Image by M. Gustafson Gervasi, 2013 -- UW Arboretum, on a family nature walk

Mark your calendars, June 1st and 2nd offer ample opportunity to get outside, explore, and be frugal.  Here are three that are on my radar:

Nature is a wonderful playground, which can cost next to nothing.  Other ways to keep it frugal:
  • carpool to your destination
  • bring a picnic lunch
  • carry lots of water
  • enjoy a vegetarian meal -- PBJ sandwich, nuts, and an apple will take anyone a long way
  • use a camera to take home mementos -- avoid the gift shops.

Monday, May 27, 2013

A Frugal Memorial Day Here

Memorial Day is set aside as a day to honor and remember those men and women who lost their lives as members of the American Armed Forces.  Typical public honors include flags, ceremonies, parades and the like.  We debated how we would recognize the day, wanting it to be more than a day to grill out, and use it as a teachable moment for the children.

After a very lazy morning of coffee and kids playing in the rain out back, we loaded up the bikes to run errands.  First to the library where we returned books, DVDs and music.  Libraries should be a cornerstone in any frugal lifestyle -- why pay when you can borrow for nothing!  Next it was down the road to a neighbor's house who had rhubarb for the taking.  Upon opening her chest freezer she discovered the crop from last year was still there, and there was no room for this year's crop.  We gladly accepted her bag -- what would have cost me $12 or more at the farmer's market.  We made a short stop at the park for play and a snack.  And then it was off to Office Depot.  Knowing a new computer was in my near future I took advantage of their Memorial Day sale.  Combined with $14 in coupons and my new 1% cash back credit card, it was a frugal purchase of the office.

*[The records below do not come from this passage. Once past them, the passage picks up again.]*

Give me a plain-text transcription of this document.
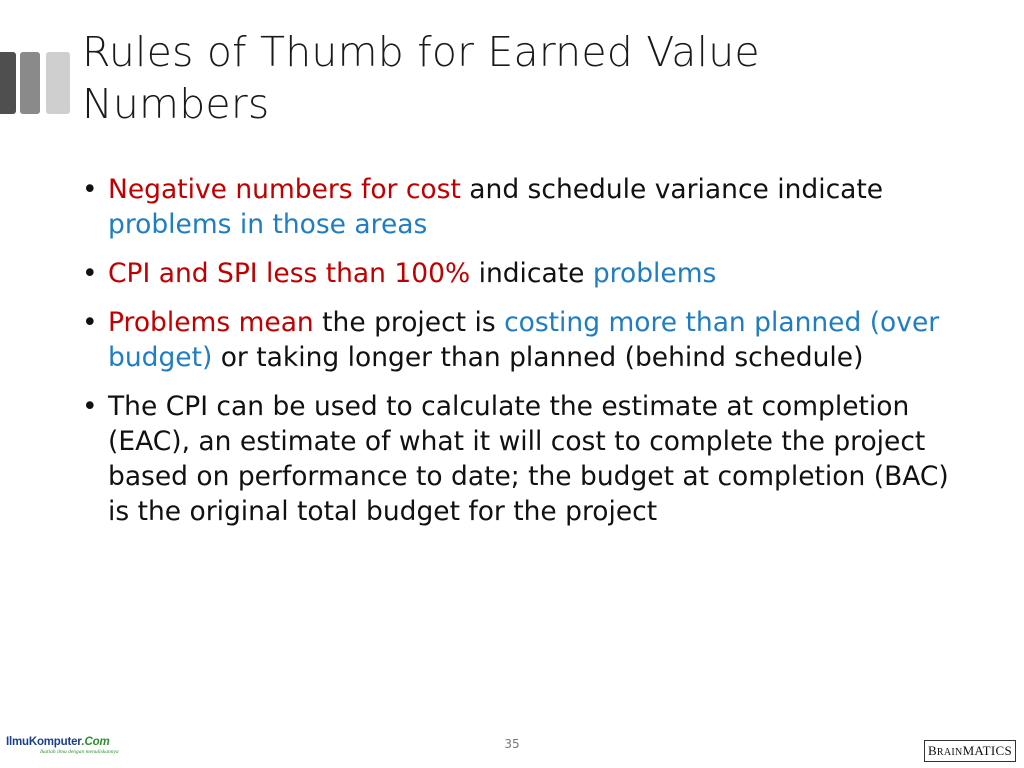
Rules of Thumb for Earned Value
Numbers
• Negative numbers for cost and schedule variance indicate problems in those areas
• CPI and SPI less than 100% indicate problems
• Problems mean the project is costing more than planned (over budget) or taking longer than planned (behind schedule)
• The CPI can be used to calculate the estimate at completion (EAC), an estimate of what it will cost to complete the project based on performance to date; the budget at completion (BAC) is the original total budget for the project
IlmuKomputer.Com
Ikatlah ilmu dengan menuliskannya
35	BRAINMATICS
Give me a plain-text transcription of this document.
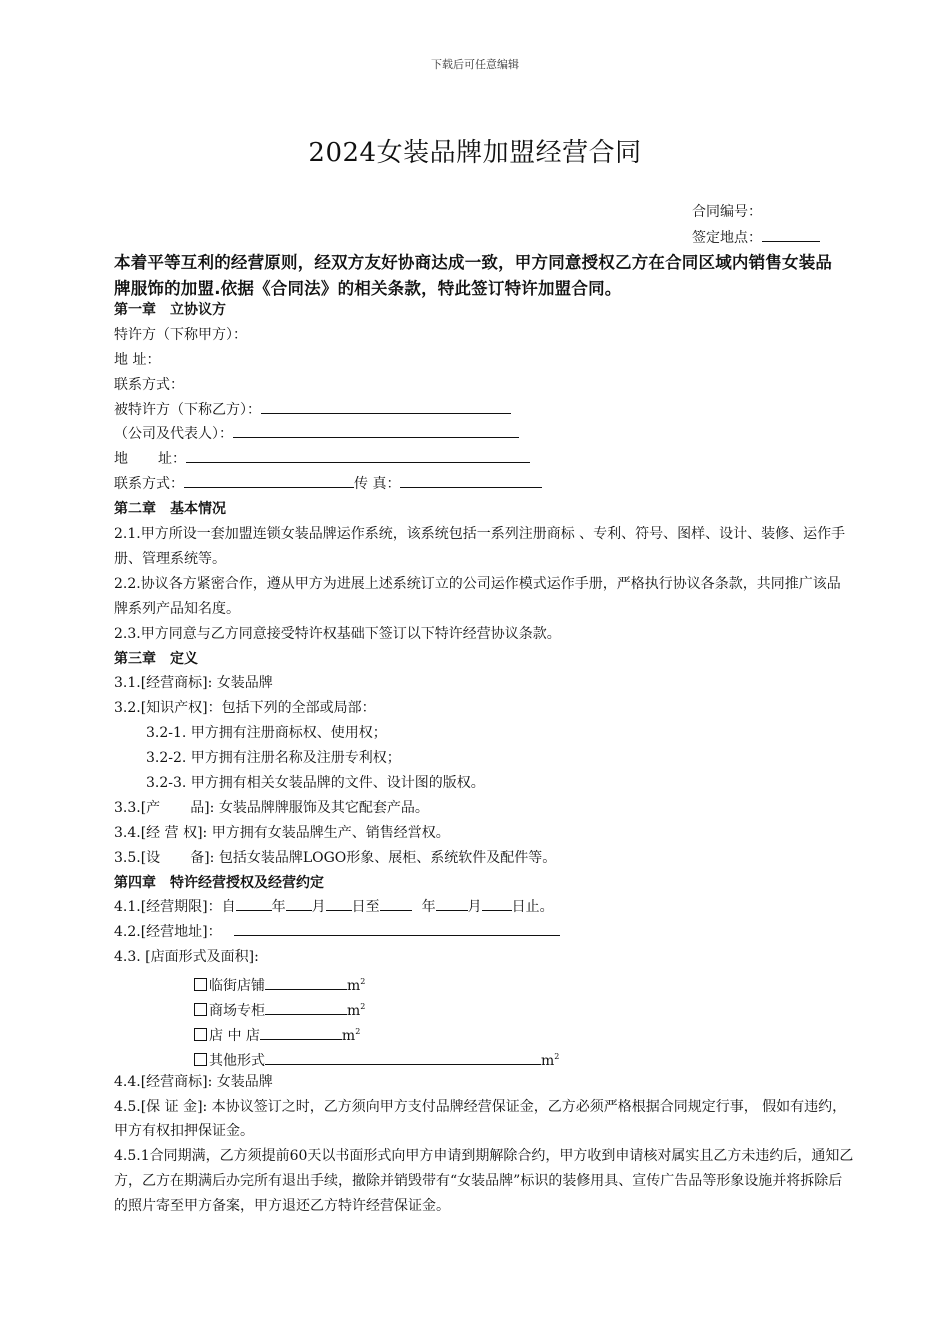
下载后可任意编辑
2024女装品牌加盟经营合同
合同编号：
签定地点：
本着平等互利的经营原则，经双方友好协商达成一致，甲方同意授权乙方在合同区域内销售女装品牌服饰的加盟.依据《合同法》的相关条款，特此签订特许加盟合同。
第一章　立协议方
特许方（下称甲方）：
地 址：
联系方式：
被特许方（下称乙方）：
（公司及代表人）：
地 址：
联系方式：	传 真：
第二章　基本情况
2.1.甲方所设一套加盟连锁女装品牌运作系统，该系统包括一系列注册商标 、专利、符号、图样、设计、装修、运作手册、管理系统等。
2.2.协议各方紧密合作，遵从甲方为进展上述系统订立的公司运作模式运作手册，严格执行协议各条款，共同推广该品牌系列产品知名度。
2.3.甲方同意与乙方同意接受特许权基础下签订以下特许经营协议条款。
第三章　定义
3.1.[经营商标]: 女装品牌
3.2.[知识产权]：包括下列的全部或局部：
3.2-1. 甲方拥有注册商标权、使用权；
3.2-2. 甲方拥有注册名称及注册专利权；
3.2-3. 甲方拥有相关女装品牌的文件、设计图的版权。
3.3.[产 品]: 女装品牌牌服饰及其它配套产品。
3.4.[经 营 权]: 甲方拥有女装品牌生产、销售经営权。
3.5.[设 备]: 包括女装品牌LOGO形象、展柜、系统软件及配件等。
第四章　特许经营授权及经营约定
4.1.[经营期限]：自	年 月 日至	年 月 日止。
4.2.[经营地址]：
4.3. [店面形式及面积]:
临街店铺	$m^2$
商场专柜	$m^2$
店 中 店	$m^2$
其他形式	$m^2$
4.4.[经营商标]: 女装品牌
4.5.[保 证 金]: 本协议签订之时，乙方须向甲方支付品牌经营保证金，乙方必须严格根据合同规定行事， 假如有违约，甲方有权扣押保证金。
4.5.1合同期满，乙方须提前60天以书面形式向甲方申请到期解除合约，甲方收到申请核对属实且乙方未违约后，通知乙方，乙方在期满后办完所有退出手续，撤除并销毁带有“女装品牌”标识的装修用具、宣传广告品等形象设施并将拆除后的照片寄至甲方备案，甲方退还乙方特许经营保证金。
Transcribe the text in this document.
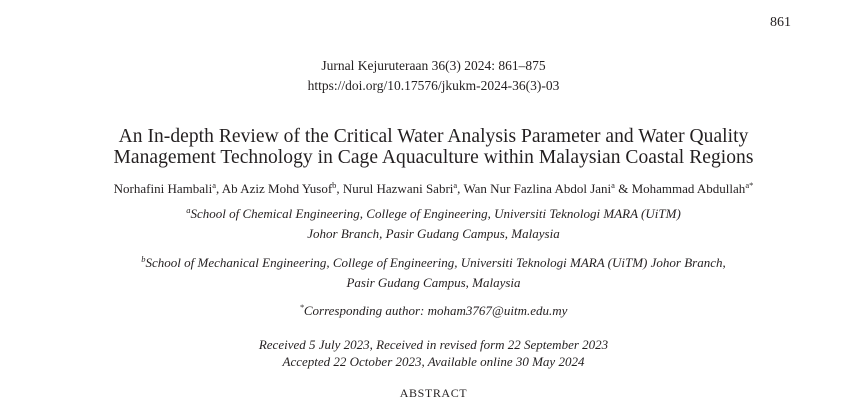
861
Jurnal Kejuruteraan 36(3) 2024: 861–875
https://doi.org/10.17576/jkukm-2024-36(3)-03
An In-depth Review of the Critical Water Analysis Parameter and Water Quality
Management Technology in Cage Aquaculture within Malaysian Coastal Regions
Norhafini Hambali$^a$, Ab Aziz Mohd Yusof$^b$, Nurul Hazwani Sabri$^a$, Wan Nur Fazlina Abdol Jani$^a$ & Mohammad Abdullah$^{a*}$
$^a$School of Chemical Engineering, College of Engineering, Universiti Teknologi MARA (UiTM)
Johor Branch, Pasir Gudang Campus, Malaysia
$^b$School of Mechanical Engineering, College of Engineering, Universiti Teknologi MARA (UiTM) Johor Branch,
Pasir Gudang Campus, Malaysia
*Corresponding author: moham3767@uitm.edu.my
Received 5 July 2023, Received in revised form 22 September 2023
Accepted 22 October 2023, Available online 30 May 2024
ABSTRACT
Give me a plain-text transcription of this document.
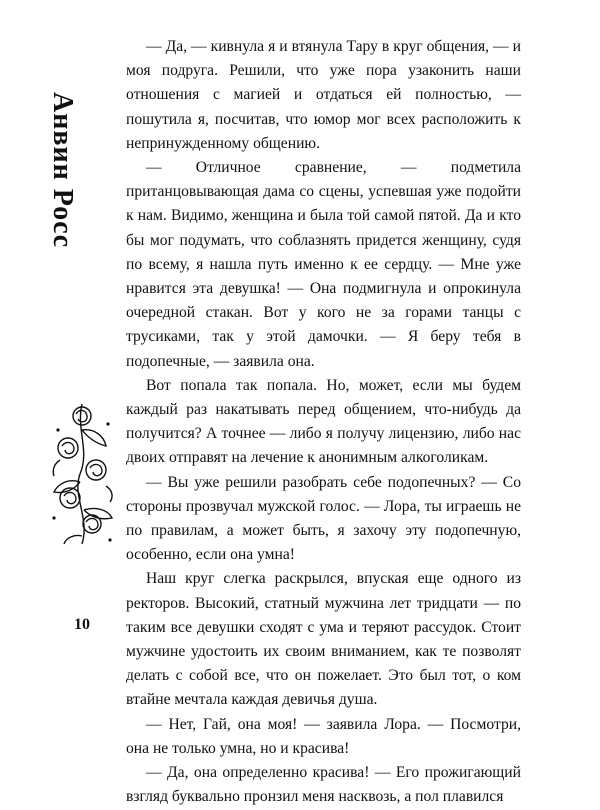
Анвин Росс
10

— Да, — кивнула я и втянула Тару в круг общения, — и моя подруга. Решили, что уже пора узаконить наши отношения с магией и отдаться ей полностью, — пошутила я, посчитав, что юмор мог всех расположить к непринужденному общению.

— Отличное сравнение, — подметила пританцовывающая дама со сцены, успевшая уже подойти к нам. Видимо, женщина и была той самой пятой. Да и кто бы мог подумать, что соблазнять придется женщину, судя по всему, я нашла путь именно к ее сердцу. — Мне уже нравится эта девушка! — Она подмигнула и опрокинула очередной стакан. Вот у кого не за горами танцы с трусиками, так у этой дамочки. — Я беру тебя в подопечные, — заявила она.

Вот попала так попала. Но, может, если мы будем каждый раз накатывать перед общением, что-нибудь да получится? А точнее — либо я получу лицензию, либо нас двоих отправят на лечение к анонимным алкоголикам.

— Вы уже решили разобрать себе подопечных? — Со стороны прозвучал мужской голос. — Лора, ты играешь не по правилам, а может быть, я захочу эту подопечную, особенно, если она умна!

Наш круг слегка раскрылся, впуская еще одного из ректоров. Высокий, статный мужчина лет тридцати — по таким все девушки сходят с ума и теряют рассудок. Стоит мужчине удостоить их своим вниманием, как те позволят делать с собой все, что он пожелает. Это был тот, о ком втайне мечтала каждая девичья душа.

— Нет, Гай, она моя! — заявила Лора. — Посмотри, она не только умна, но и красива!

— Да, она определенно красива! — Его прожигающий взгляд буквально пронзил меня насквозь, а пол плавился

All done by bike.  The clouds threatened rain, but we did not stay home. We did not pile into the Honda.  We rode.  Taking care of the Earth and country so many have fought and died for, stewardship.  Not the type of Memorial Day for many.  A different take on the upside of frugal living -- it's a lifestyle that respects all those who fought for the freedom we enjoy.

Thursday, May 23, 2013

Efficiency at the Heart of Frugal Living

Image by M. Gustafson Gervasi, 2013 - Space Shuttle, Air & Space Museum at Dulles

Is frugal living a goal for you?  Are you already frugal but wanting to take it up a notch?  If so, then you must embrace the fact that at the heart of a frugal life is an ability to view life based on efficiency.  Defined, efficient means achieving the greatest output from the least amount of input.  Once upon a time I resisted this calculated approach to frugal living, I held on to my view that what mattered the most to a frugal life was the ability to stretch a penny.  Yes, that is a factor, but when you view life through the efficiency lens you will take frugal living to an entirely new plain.  Making this switch was facilitated by my marriage to an engineer seven years ago.  Engineers -- the masters of efficiency.  It's all about the numbers, not about the feelings.  Sound cold?  If taken too far, yes.  But when applied to an amazing array of financial decisions it will result in not only a frugal life, but the road to a nice net worth as well.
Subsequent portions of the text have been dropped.